The scaffold is composed of purified type I collagen isolated from bovine Achilles tendon without any noncollagenous materials and lipids. The collagen fibers are enriched with glycosaminoglycans, including chondroitin sulfate and hyaluronic acid. The fibers are then cross-linked to improve stability and ease implantation and handling. Sterilization is performed with gamma radiation [21]. The implant has no carcinogenicity, pyrogenicity, or cytotoxicity [27]. Biopsies, in second-look arthroscopies, have proved extensive resorption of the scaffold in 12–18 months and ingrowth of newly formed tissue, replacing the scaffold. The implant promoted migration of fibrochondrocytes into the scaffold, establishing a new functional tissue matrix [6, 7, 24, 28, 29].

In a study with a large number of patients, with either acute or chronic meniscal injury, CMI was found to improve the clinical results in the chronic injury group providing a greater recovery of function whereas it was not that useful for patients with acute injury [26]. In a recent study by Zaffagnini et al. [30], long-term clinical, radiological, and magnetic resonance imaging (MRI) results of CMI were compared with partial medial meniscectomy. Significant improvements in pain, activity level and radiological outcomes were recorded in the CMI group at a minimum 10 years follow-up when compared with the partial meniscectomy group. One of the most remarkable findings of the study was that the improvements in the International Knee Documentation Committee (IKDC), Tegner, Short Form-36, and visual analogue scale scores (VAS) were significant; however, there were no difference in Lysholm and Yulish scores.
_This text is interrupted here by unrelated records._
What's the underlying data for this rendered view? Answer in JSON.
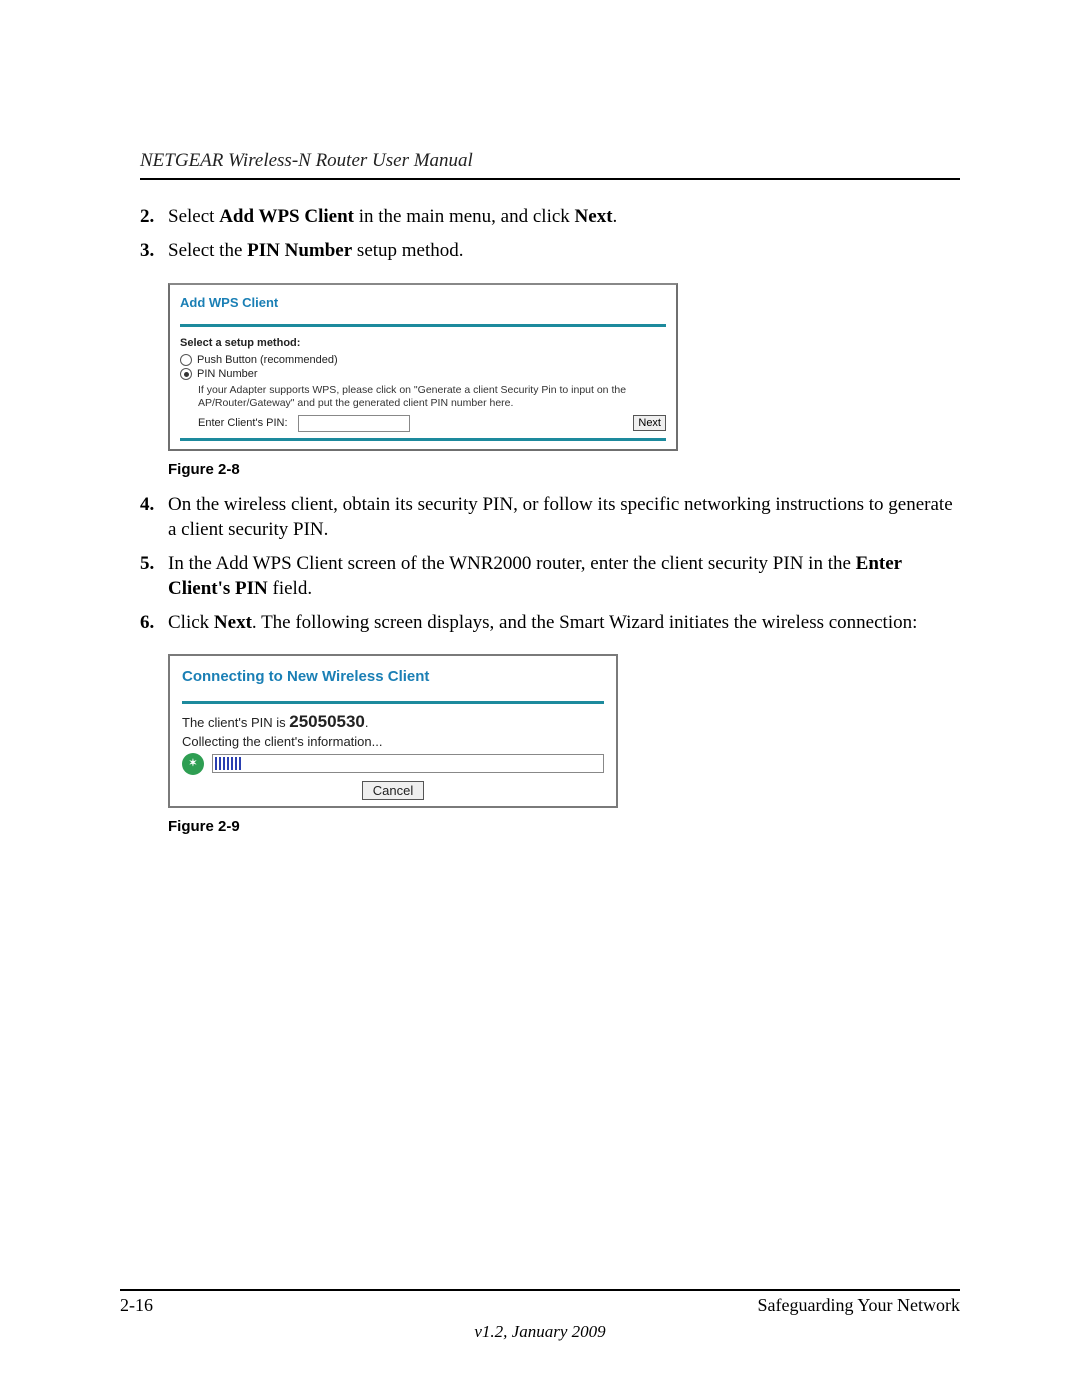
{
  "header": {
    "running_title": "NETGEAR Wireless-N Router User Manual"
  },
  "steps": {
    "s2": {
      "num": "2.",
      "pre": "Select ",
      "bold1": "Add WPS Client",
      "mid": " in the main menu, and click ",
      "bold2": "Next",
      "post": "."
    },
    "s3": {
      "num": "3.",
      "pre": "Select the ",
      "bold1": "PIN Number",
      "post": " setup method."
    },
    "s4": {
      "num": "4.",
      "text": "On the wireless client, obtain its security PIN, or follow its specific networking instructions to generate a client security PIN."
    },
    "s5": {
      "num": "5.",
      "pre": "In the Add WPS Client screen of the WNR2000 router, enter the client security PIN in the ",
      "bold1": "Enter Client's PIN",
      "post": " field."
    },
    "s6": {
      "num": "6.",
      "pre": "Click ",
      "bold1": "Next",
      "post": ". The following screen displays, and the Smart Wizard initiates the wireless connection:"
    }
  },
  "fig28": {
    "title": "Add WPS Client",
    "setup_label": "Select a setup method:",
    "opt_push": "Push Button (recommended)",
    "opt_pin": "PIN Number",
    "help": "If your Adapter supports WPS, please click on \"Generate a client Security Pin to input on the AP/Router/Gateway\" and put the generated client PIN number here.",
    "enter_pin_label": "Enter Client's PIN:",
    "next_label": "Next",
    "caption": "Figure 2-8",
    "colors": {
      "accent": "#1d8a9d",
      "title": "#1a7fb5"
    }
  },
  "fig29": {
    "title": "Connecting to New Wireless Client",
    "pin_prefix": "The client's PIN is ",
    "pin_value": "25050530",
    "pin_suffix": ".",
    "collecting": "Collecting the client's information...",
    "cancel_label": "Cancel",
    "caption": "Figure 2-9"
  },
  "footer": {
    "page_num": "2-16",
    "section": "Safeguarding Your Network",
    "version": "v1.2, January 2009"
  }
}
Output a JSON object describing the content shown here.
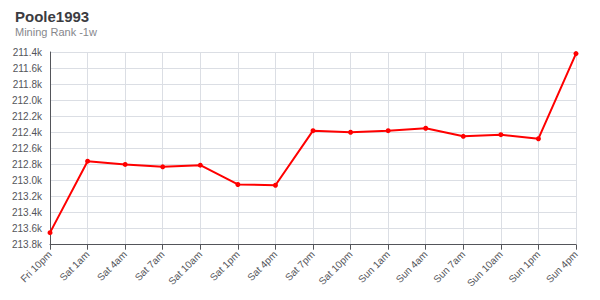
{
  "chart_data": {
    "type": "line",
    "title": "Poole1993",
    "subtitle": "Mining Rank -1w",
    "categories": [
      "Fri 10pm",
      "Sat 1am",
      "Sat 4am",
      "Sat 7am",
      "Sat 10am",
      "Sat 1pm",
      "Sat 4pm",
      "Sat 7pm",
      "Sat 10pm",
      "Sun 1am",
      "Sun 4am",
      "Sun 7am",
      "Sun 10am",
      "Sun 1pm",
      "Sun 4pm"
    ],
    "values": [
      213650,
      212760,
      212800,
      212830,
      212810,
      213050,
      213060,
      212380,
      212400,
      212380,
      212350,
      212450,
      212430,
      212480,
      211420
    ],
    "color": "#ff0000",
    "marker": "circle",
    "ylim": [
      213800,
      211400
    ],
    "yticks": [
      {
        "value": 211400,
        "label": "211.4k"
      },
      {
        "value": 211600,
        "label": "211.6k"
      },
      {
        "value": 211800,
        "label": "211.8k"
      },
      {
        "value": 212000,
        "label": "212.0k"
      },
      {
        "value": 212200,
        "label": "212.2k"
      },
      {
        "value": 212400,
        "label": "212.4k"
      },
      {
        "value": 212600,
        "label": "212.6k"
      },
      {
        "value": 212800,
        "label": "212.8k"
      },
      {
        "value": 213000,
        "label": "213.0k"
      },
      {
        "value": 213200,
        "label": "213.2k"
      },
      {
        "value": 213400,
        "label": "213.4k"
      },
      {
        "value": 213600,
        "label": "213.6k"
      },
      {
        "value": 213800,
        "label": "213.8k"
      }
    ],
    "grid": true
  }
}
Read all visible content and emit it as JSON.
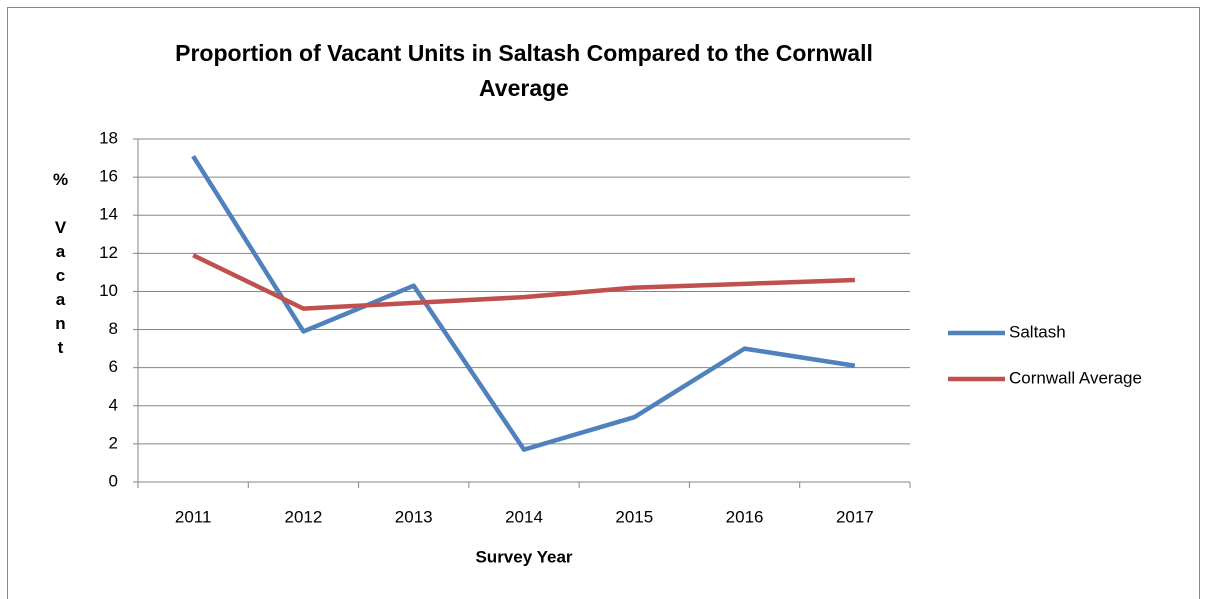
{
  "chart_data": {
    "type": "line",
    "title": "Proportion of Vacant Units in Saltash Compared to the Cornwall Average",
    "x_label": "Survey Year",
    "y_label": "% Vacant",
    "categories": [
      "2011",
      "2012",
      "2013",
      "2014",
      "2015",
      "2016",
      "2017"
    ],
    "series": [
      {
        "name": "Saltash",
        "color": "#4f81bd",
        "values": [
          17.1,
          7.9,
          10.3,
          1.7,
          3.4,
          7.0,
          6.1
        ]
      },
      {
        "name": "Cornwall Average",
        "color": "#c0504d",
        "values": [
          11.9,
          9.1,
          9.4,
          9.7,
          10.2,
          10.4,
          10.6
        ]
      }
    ],
    "ylim": [
      0,
      18
    ],
    "yticks": [
      0,
      2,
      4,
      6,
      8,
      10,
      12,
      14,
      16,
      18
    ],
    "grid": true,
    "legend": "right"
  }
}
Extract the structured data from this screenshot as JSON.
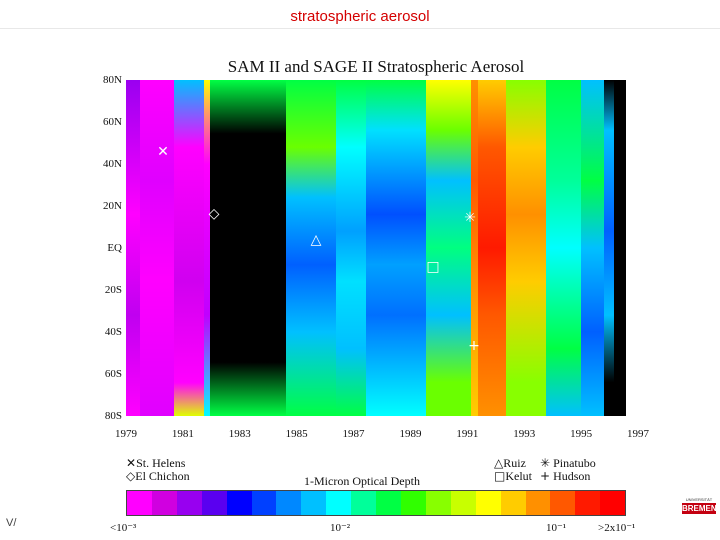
{
  "slide": {
    "title": "stratospheric aerosol",
    "number": "V/"
  },
  "plot": {
    "title": "SAM II and SAGE II Stratospheric Aerosol",
    "y_ticks": [
      "80N",
      "60N",
      "40N",
      "20N",
      "EQ",
      "20S",
      "40S",
      "60S",
      "80S"
    ],
    "x_ticks": [
      "1979",
      "1981",
      "1983",
      "1985",
      "1987",
      "1989",
      "1991",
      "1993",
      "1995",
      "1997"
    ],
    "legend": {
      "st_helens": "St. Helens",
      "el_chichon": "El Chichon",
      "ruiz": "Ruiz",
      "kelut": "Kelut",
      "pinatubo": "Pinatubo",
      "hudson": "Hudson",
      "colorbar_title": "1-Micron Optical Depth",
      "colorbar_labels": {
        "low": "<10⁻³",
        "mid1": "10⁻²",
        "mid2": "10⁻¹",
        "high": ">2x10⁻¹"
      }
    },
    "markers": {
      "st_helens": "✕",
      "el_chichon": "◇",
      "ruiz": "△",
      "kelut": "□",
      "pinatubo": "✳",
      "hudson": "+"
    },
    "colorbar_colors": [
      "#ff00ff",
      "#d000e0",
      "#9800f0",
      "#5a00f0",
      "#0000ff",
      "#0040ff",
      "#0088ff",
      "#00c0ff",
      "#00ffff",
      "#00ff9a",
      "#00ff44",
      "#30ff00",
      "#88ff00",
      "#c8ff00",
      "#ffff00",
      "#ffcc00",
      "#ff9000",
      "#ff5800",
      "#ff1a00",
      "#ff0000"
    ]
  },
  "logo": {
    "top": "UNIVERSITÄT",
    "name": "BREMEN"
  }
}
Bulgheroni et al. [11] reported clinical, radiological, and MRI results of CMI application at 5 years. In this study, there was a significant increase in both Lysholm and Tegner scores and no further degeneration of the chondral surfaces was seen after CMI application. The new tissue was reported to have no negative effects. In another series of 22 patients, followed-up for a minimum of 10 years, Monllau et al. [31] reported significant improvement in functional and pain scores at 1 year and the functional status of the patients was the same in the last controls. There were no reported complications and the failure rate was 8%.

CMI is found to be useful for treating partial meniscus defects in numerous studies. After implantation, the scaffold is invaded by cells and undergoes resorption. Subsequent formation of a regenerated tissue is seen in majority of cases. The new tissue matures over time but the size is usually smaller than the normal meniscus and the shape is irregular. Key factor for achieving a satisfactory result is selecting the suitable patient.

Implantation of CMI does not preclude accompanying surgical procedures in most cases and combined surgical procedures are rather common. Anterior cruciate ligament (ACL) reconstruction for ACL deficient knees improves meniscus healing and thus combined reconstruction of both structures is recommended. Reconstruction may be performed in one stage or if concurrent procedures are preferred, CMI implantation should be performed in the first stage, as it is more difficult to implant CMI after ACL reconstruction, due to increased tightness of the knee. Varus or valgus malalignment deformities should be corrected either with or prior to CMI implantation (Fig. 27.2). Chondral lesions detected within the knee should also be managed with the appropriate treatment modality such as microfracture, mosaicplasty, or osteochondral transplantation. Main concern about management of chondral lesions is about timing as an altered, rough chondral lesion is considered as detrimental for the newly implanted CMI [11, 32, 33].

Though, experience with lateral CMI is lower when compared to medial CMI, and clinical results are similar to those obtained with the medial implant. Whether medial or lateral, swelling and residual compartmental pain are the most commonly reported complications after CMI implantation [27].